Thrilling to see all this great press rolling in for Bring Your Own Body: transgender between archives and aesthetics at Glass Curtain Gallery at Columbia College. This insightful Chicago Tribune article by Lori Waxman is among my favorites, and Kate Sierzputowski did in-depth research and interviews for her terrific piece in The Reader. More glowing reviews in New City and by our stellar student reporters in The Chronicle, which talks about our year-long exhibition series exploring gender issues and justice.
This month I was invited to guest lecture to art history students studying at University of London. Spoke about my favorite things- social practice, experimentation in academic galleries, and where to see the best street art in London!
On Wednesday, Nov 18, I'll be giving a lecture at DePauw University on the exhibition Not Ready to Make Nice: Guerrilla Girls in the Artworld and Beyond, which is currently on view at DePauw's Galleries at Peeler.
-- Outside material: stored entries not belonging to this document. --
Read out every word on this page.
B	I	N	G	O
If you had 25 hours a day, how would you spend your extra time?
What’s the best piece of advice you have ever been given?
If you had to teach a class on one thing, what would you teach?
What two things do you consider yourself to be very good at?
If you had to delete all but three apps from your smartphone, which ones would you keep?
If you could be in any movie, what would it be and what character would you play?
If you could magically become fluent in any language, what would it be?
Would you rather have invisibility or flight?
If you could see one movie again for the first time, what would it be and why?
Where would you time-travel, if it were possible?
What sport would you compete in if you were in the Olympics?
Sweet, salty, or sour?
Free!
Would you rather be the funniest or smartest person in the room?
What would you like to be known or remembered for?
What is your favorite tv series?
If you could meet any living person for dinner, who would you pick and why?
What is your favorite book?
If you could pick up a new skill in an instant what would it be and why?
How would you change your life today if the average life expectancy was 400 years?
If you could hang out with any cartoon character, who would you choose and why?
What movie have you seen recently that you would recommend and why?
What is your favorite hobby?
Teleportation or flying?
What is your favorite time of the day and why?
Click here for more info.
Great review by Amy Haddad in NewCity. "[The] installations powerfully address race, gender, memory and trauma in occupied and abandoned urban spaces. All the exhibited pieces demonstrate how collaborative and creative efforts are making a difference in Chicago’s constantly shifting urban environment."
Columbia Chronicle journalist, Zoe Eitel, interviewed the leaders of the inaugural Chicago Architecture Biennial, as well as myself, and highlights Columbia's partnership with this exciting event, and our many accompanying projects.
This Sunday, artist Fereshteh Toosi and I will debut her site-specific installation, On the Line, for the 2nd Terrain Biennial, held in Oak Park, IL and around the world. Sneak preview below:
In March I presented with curators Fionn Meade and Kristan Kennedy, and artists Kirsten Leenaars, Emily Roysdon and Shahryar Nashat at a research summit organized by INOVA curator and director Sara Krajewski at the Institute of Visual Arts, University of Wisconsin-Milwaukee. The presentations and conversation focused on the challenges and opportunities of presenting leading edge art forms that are increasingly transdisciplinary, and supporting hybrid work that merges process, performance, conceptual art, technology and research methodologies to create dynamic and varied art experiences.